For some background, we have carried out transcriptomic analyses and determined a set of differentially expressed genes (DEGs) between our experimental conditions. We wish to determine whether genes associated with a particular syndrome are overrepresented in the set of DEGs. We've obtained a set of curated genes associated with the syndrome of interested.
I have the following:
- Set of differentially expressed gene IDs =
DEGs(character vector) - Gene IDs for all genes detected in the study (i.e., those that are DEGs + those that are not DEGs) =
universe(character vector) - Set of gene IDs associated with the syndrome of interest, filtered to only include those detected in the
universeset =syndrome_genes(character vector) - Overlap between
DEGsandsyndrome_genes
I see the hypergeometric test being set up as follows:
### Formulation 1 ###
overlap <- intersect(DEGs, syndrome_genes)

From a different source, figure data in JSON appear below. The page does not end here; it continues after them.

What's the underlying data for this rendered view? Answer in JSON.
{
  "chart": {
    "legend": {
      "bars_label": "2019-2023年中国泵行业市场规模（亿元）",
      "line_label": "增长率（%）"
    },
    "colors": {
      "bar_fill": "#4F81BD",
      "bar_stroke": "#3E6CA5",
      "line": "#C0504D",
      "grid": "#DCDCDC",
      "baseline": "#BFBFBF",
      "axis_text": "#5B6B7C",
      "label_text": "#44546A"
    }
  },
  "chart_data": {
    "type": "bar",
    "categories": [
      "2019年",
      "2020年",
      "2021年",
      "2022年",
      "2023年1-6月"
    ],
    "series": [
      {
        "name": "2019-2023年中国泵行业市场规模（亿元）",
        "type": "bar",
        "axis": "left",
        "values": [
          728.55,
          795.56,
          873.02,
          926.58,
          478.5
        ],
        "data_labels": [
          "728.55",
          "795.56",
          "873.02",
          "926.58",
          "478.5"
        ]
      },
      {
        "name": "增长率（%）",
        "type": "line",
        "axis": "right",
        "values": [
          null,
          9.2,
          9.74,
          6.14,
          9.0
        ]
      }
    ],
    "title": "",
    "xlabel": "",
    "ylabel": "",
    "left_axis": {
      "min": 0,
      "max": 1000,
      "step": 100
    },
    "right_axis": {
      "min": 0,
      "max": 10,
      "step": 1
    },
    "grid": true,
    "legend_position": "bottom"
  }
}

result <- phyper(q = length(overlap) - 1,
m = length(syndrome_genes),
n = length(universe) - length(syndrome_genes),
k = length(DEGs),
lower.tail = FALSE)
I've formulated the test in this way because, using the classical urn terminology of phyper, I see the DEGs as being the number of balls sampled from the urn, the number of white balls in the urn being the syndrome_genes, the overlap being the number of white balls drawn during the sampling of DEGs, and the number of black balls in the urn being the genes in the universe set that are not genes associated with the syndrome of interest.
However, a collaborator formulates the test differently:
### Formulation 2 ###
overlap <- intersect(DEGs, syndrome_genes)
result <- phyper(q = length(overlap),
m = length(DEGs),
n = length(universe) - length(DEGs),
k = length(syndrome_genes),
lower.tail = FALSE)
Which of these formulations is correct? Thanks in advance.